Voilà un film à mettre en parallèle avec "Sous les ponts" de Helmut Käutner pour l'une de ses spécificités : il a été réalisé durant une période de dictature (ici en Espagne) sans que cela soit évident au premier coup d'œil. On ne parle pas des mêmes types de dictature, bien sûr, pas de la même idéologie, pas de la même durée, pas des mêmes contraintes, mais quand même. Derrière les mésaventures d'un jeune couple de mariés, aussi malheureux et malchanceux dans leur travail que dans leur recherche de logement, derrière une forme de stabilité désirée mais inatteignable, on ne peut s'empêcher de penser au contexte historique de production, dans l’Espagne franquiste de 1958. L'allégorie fait peu à peu son chemin.

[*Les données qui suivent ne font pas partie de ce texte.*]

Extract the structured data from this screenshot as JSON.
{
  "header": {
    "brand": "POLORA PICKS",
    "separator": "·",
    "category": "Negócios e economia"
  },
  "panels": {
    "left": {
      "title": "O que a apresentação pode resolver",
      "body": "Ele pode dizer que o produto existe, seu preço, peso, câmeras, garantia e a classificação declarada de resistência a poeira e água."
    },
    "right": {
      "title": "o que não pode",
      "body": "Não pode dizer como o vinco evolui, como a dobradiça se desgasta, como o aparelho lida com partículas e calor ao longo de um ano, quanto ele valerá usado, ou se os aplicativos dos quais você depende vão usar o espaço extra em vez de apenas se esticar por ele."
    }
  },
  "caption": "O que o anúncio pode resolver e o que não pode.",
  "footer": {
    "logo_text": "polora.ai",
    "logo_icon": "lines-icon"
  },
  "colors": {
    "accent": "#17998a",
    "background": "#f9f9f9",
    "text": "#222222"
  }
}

"La Vida por delante" joue dans le registre de la comédie et s'amuse de la situation précaire d'un couple de futurs bourgeois (ou qu'on imagine tel, du moins). Elle est psychologue, il est avocat, bientôt. Et tout est dans le bientôt, dans sa façon d'être un étudiant pas vraiment brillant, dans les contraintes que cela impose au quotidien. Derrière les rires occasionnels, la dure vie de tous les jours de l'époque. On pense même parfois aux plus célèbres comédies italiennes contemporaines, à la différence près qu'elles ont émergé dans les années 50/60, longtemps après la fin du régime de Benito Mussolini. Ici, on est en plein dans la dictature de Franco, diffuse, bien imprégnée, de la fin des années 30 au milieu des années 70.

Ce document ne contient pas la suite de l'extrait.